Agricoltura di precisione: un passo fondamentale

Un concetto nuovo e sostenibile della gestione agronomica del suolo.

Iniziamo subito a capire cos’è l’agricoltura di precisione. Si tratta di un sistema integrato di metodologie e tecnologie progettato per aumentare la produzione vegetale, la qualità e la produttività di un’azienda agricola.

Nella classica agricoltura, il coltivatore deve presumere o cercare di indovinare sulla base delle sue esperienze e conoscenze, le necessità delle varie colture: dal terreno alla semina, dalla concimazione all’irrigazione fino alla difesa delle colture. Grazie all’agricoltura di precisione, invece, tutto questo si può calcolare con una accuratezza massimapianta per pianta. 

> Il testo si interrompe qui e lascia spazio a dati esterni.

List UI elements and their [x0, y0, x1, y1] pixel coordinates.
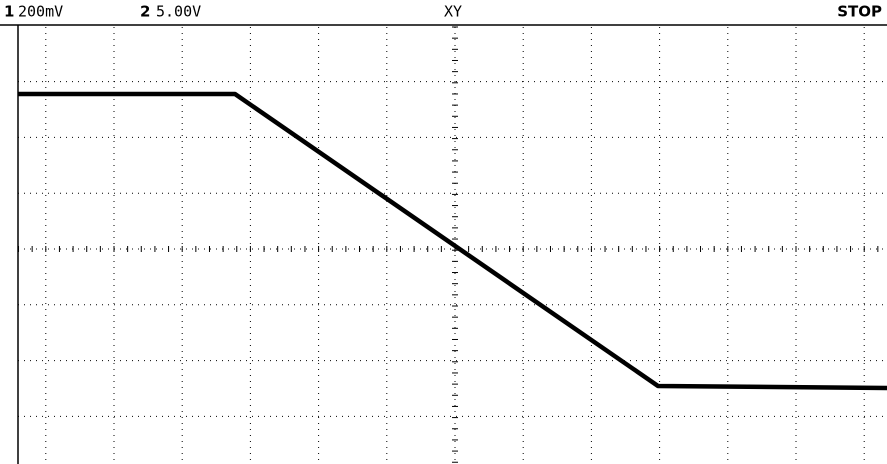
channel-1-number: 1 — [4, 3, 14, 21]
channel-1-scale: 200mV — [18, 3, 63, 21]
oscilloscope-screen: 1 200mV 2 5.00V XY STOP — [0, 0, 887, 464]
channel-2-number: 2 — [140, 3, 150, 21]
run-status: STOP — [837, 3, 882, 21]
display-mode: XY — [444, 3, 462, 21]
background — [0, 0, 887, 464]
channel-2-scale: 5.00V — [156, 3, 201, 21]
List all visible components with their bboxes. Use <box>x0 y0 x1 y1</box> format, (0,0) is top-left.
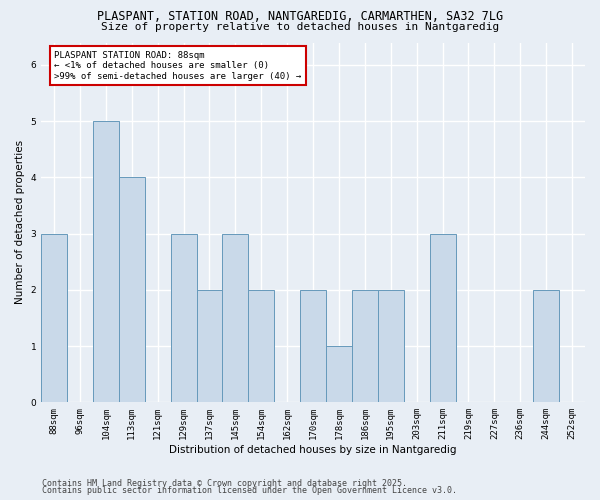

Due le tecnologie fondamentali usate oggi, cui se ne stanno aggiungendo molte altre, e cioè la guida semi-automatica o automatica dei trattori e il dosaggio variabile

La prima prevede l'installazione di sistemi di guida assistiti dal gps sui trattori che si muovono senza la presenza dell’uomo, o con una presenza limitata al controllo a monitor. Ma affinché i mezzi possano marciare senza problemi è necessaria la banda ultralarga (connessione 5G) e l'Italia sconta qui un notevole ritardo.

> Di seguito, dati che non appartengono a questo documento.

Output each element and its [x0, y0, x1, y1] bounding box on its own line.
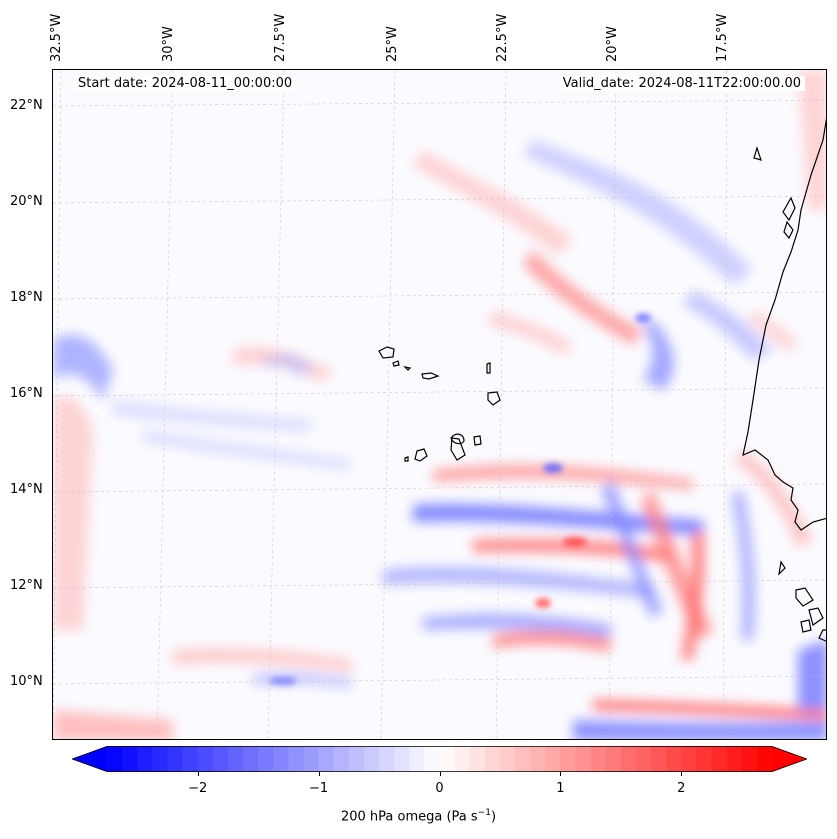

Il dosaggio variabile, invece,si ottiene con le mappature ad opera dei droni che consentono distribuzioni non a pioggia, ma tenendo conto delle reali necessità, differenziate all’interno di una stessa coltivazione. Viene fatta ad esempio una mappa delle produzioni (per ogni colore un livello diverso di resa), una mappa di lavorazione (con la scelta delle metodiche più corrette), una mappa di distribuzione (di acqua, fertilizzanti e fitofarmaci). 

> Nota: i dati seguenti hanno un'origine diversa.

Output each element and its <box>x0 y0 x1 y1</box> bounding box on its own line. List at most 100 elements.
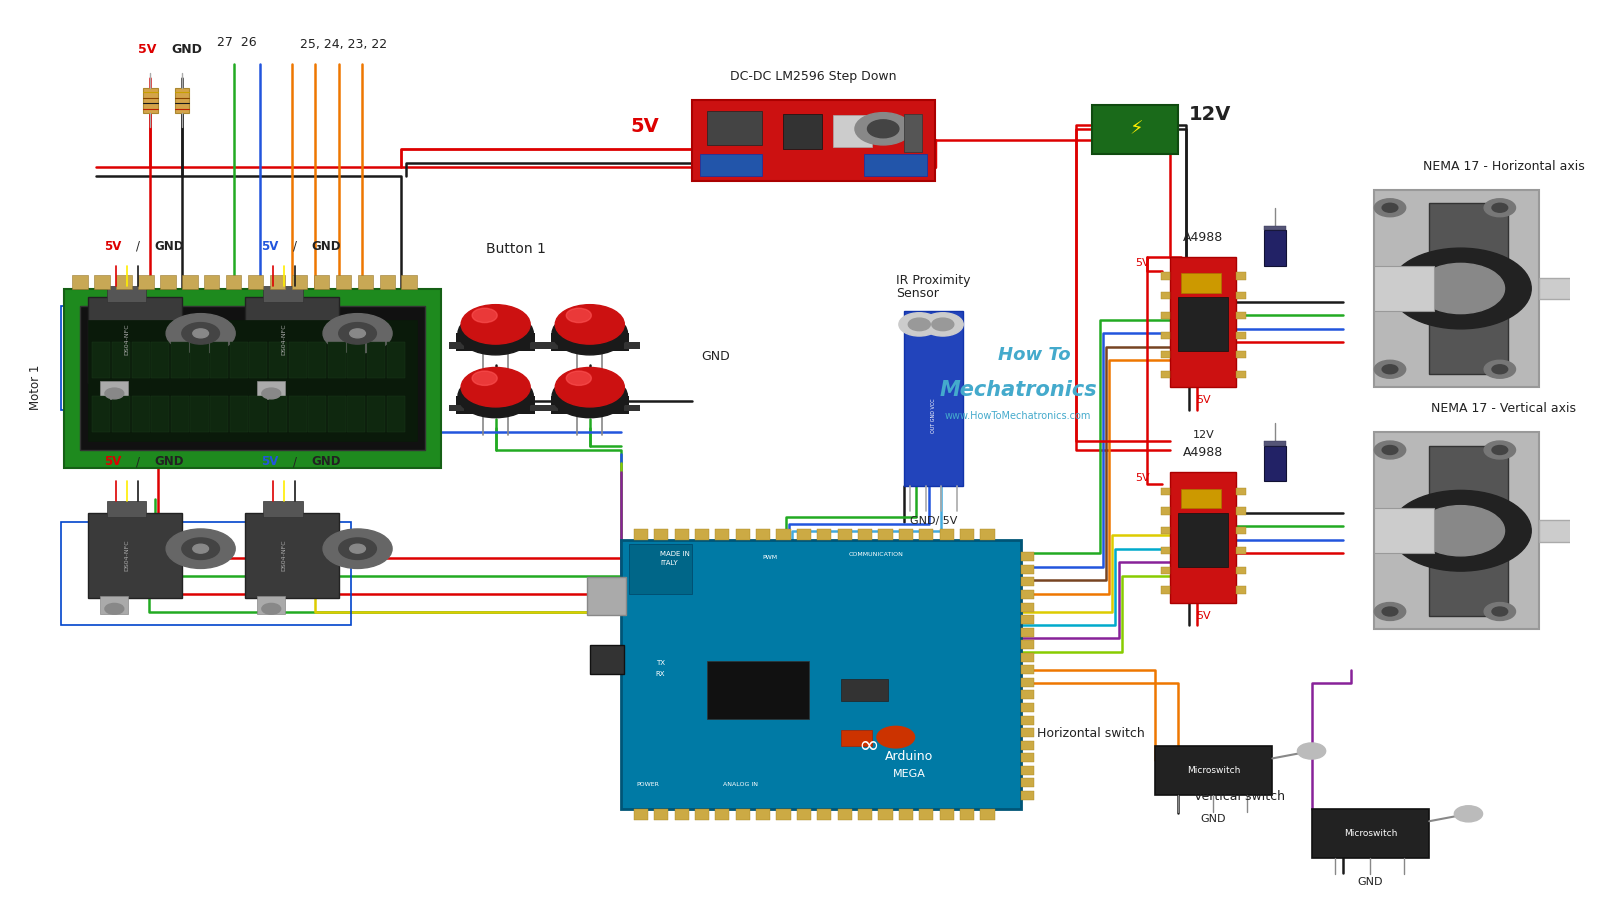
Bar <box>190 342 208 378</box>
Bar <box>1429 446 1507 616</box>
Text: COMMUNICATION: COMMUNICATION <box>848 552 904 557</box>
Bar <box>160 275 176 289</box>
Circle shape <box>1374 360 1406 378</box>
Circle shape <box>323 313 392 353</box>
Circle shape <box>1416 264 1504 313</box>
Bar <box>387 396 405 432</box>
Bar <box>715 809 730 820</box>
Text: Arduino: Arduino <box>885 750 933 762</box>
Bar <box>1162 567 1170 574</box>
Bar <box>245 298 339 382</box>
Circle shape <box>1491 446 1507 454</box>
Circle shape <box>323 529 392 569</box>
Text: 5V: 5V <box>261 240 278 253</box>
Bar <box>258 381 285 399</box>
Text: How To: How To <box>997 346 1070 364</box>
Text: /: / <box>136 455 139 468</box>
Circle shape <box>1382 364 1398 373</box>
Bar <box>94 275 110 289</box>
Bar <box>1237 273 1246 280</box>
Bar <box>691 100 934 181</box>
Bar <box>226 275 242 289</box>
Bar <box>858 809 872 820</box>
Circle shape <box>166 313 235 353</box>
Bar <box>1162 351 1170 358</box>
Bar <box>1162 527 1170 535</box>
Circle shape <box>461 367 530 407</box>
Bar <box>245 513 339 598</box>
Bar <box>1237 527 1246 535</box>
Bar <box>736 529 750 540</box>
Bar <box>210 396 229 432</box>
Bar <box>144 87 157 112</box>
Circle shape <box>552 374 627 418</box>
Text: 5V: 5V <box>104 240 122 253</box>
Circle shape <box>350 544 365 554</box>
Circle shape <box>566 371 592 385</box>
Bar <box>1429 203 1507 374</box>
Text: Sensor: Sensor <box>896 287 939 301</box>
Bar <box>1021 553 1034 562</box>
Bar <box>1237 567 1246 574</box>
Bar <box>88 320 418 441</box>
Bar <box>1181 274 1221 293</box>
Bar <box>621 540 1021 809</box>
Bar <box>1237 331 1246 338</box>
Bar <box>1181 489 1221 508</box>
Bar <box>920 809 933 820</box>
Circle shape <box>472 308 498 322</box>
Text: Mechatronics: Mechatronics <box>939 380 1098 400</box>
Bar <box>1155 746 1272 796</box>
Circle shape <box>555 304 624 344</box>
Text: ANALOG IN: ANALOG IN <box>723 782 758 788</box>
Circle shape <box>1382 607 1398 616</box>
Bar <box>1237 488 1246 495</box>
Text: TX: TX <box>656 661 664 666</box>
Text: GND/ 5V: GND/ 5V <box>910 516 957 526</box>
Bar <box>654 809 669 820</box>
Circle shape <box>1485 602 1515 620</box>
Circle shape <box>1374 441 1406 459</box>
Circle shape <box>555 367 624 407</box>
Bar <box>1021 578 1034 587</box>
Text: 5V: 5V <box>1195 395 1211 405</box>
Text: GND: GND <box>312 240 341 253</box>
Bar <box>366 396 386 432</box>
Bar <box>634 529 648 540</box>
Circle shape <box>182 322 219 344</box>
Bar <box>230 342 248 378</box>
Bar <box>1021 741 1034 750</box>
Polygon shape <box>550 333 629 351</box>
Text: MADE IN: MADE IN <box>661 551 690 557</box>
Circle shape <box>552 311 627 355</box>
Text: DS04-NFC: DS04-NFC <box>282 539 286 571</box>
Circle shape <box>194 328 208 338</box>
Text: GND: GND <box>1200 814 1226 824</box>
Bar <box>1021 590 1034 598</box>
Circle shape <box>1485 360 1515 378</box>
Bar <box>152 342 170 378</box>
Text: /: / <box>293 455 298 468</box>
Bar <box>288 396 307 432</box>
Circle shape <box>350 328 365 338</box>
Circle shape <box>339 322 376 344</box>
Bar <box>72 275 88 289</box>
Text: A4988: A4988 <box>1182 231 1224 244</box>
Bar <box>61 522 352 625</box>
Bar <box>782 113 822 149</box>
Bar <box>1162 292 1170 300</box>
Text: Button 1: Button 1 <box>486 241 546 256</box>
Bar <box>347 342 365 378</box>
Bar <box>1178 298 1229 351</box>
Bar <box>858 529 872 540</box>
Text: GND: GND <box>701 350 730 364</box>
Bar <box>776 809 790 820</box>
Bar <box>1021 753 1034 762</box>
Text: www.HowToMechatronics.com: www.HowToMechatronics.com <box>946 410 1091 420</box>
Bar <box>1312 809 1429 859</box>
Bar <box>1162 508 1170 515</box>
Bar <box>920 529 933 540</box>
Circle shape <box>1416 506 1504 556</box>
Bar <box>269 342 286 378</box>
Text: NEMA 17 - Vertical axis: NEMA 17 - Vertical axis <box>1432 402 1576 415</box>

La precisione sta nell’erogazione mirata là dove c'è bisogno, e nelle quantità necessarie, nonché nella cosiddetta collimazione che significa che una stessa area non viene trattata più volte.

Inoltre, il monitoraggio in tempo reale dei fabbisogni consente un ulteriore risparmio di sostanze chimiche nell'ambiente e di acqua (fino al 25% in meno), eliminando gli sprechi e riducendo i costi

Per i vantaggi sui tempi e sulle condizioni di lavoro, basti pensare che un drone può lavorare anche di notte per rilevare la vigoria delle piante e lo stress idrico, e c'è pure quello che impollina se mancano gli insetti. A terra invece agiscono i sensori di umidità in stazioni meteo integrate. 

Ma non solo. L'agricoltura di precisione – finanziata dalla Ue, che ha investito maggiori risorse per un’agricoltura smart attraverso i suoi programmi di ricerca – è anche una risposta ai cambiamenti climatici, coerente con gli accordi di Parigi sul Climate Change.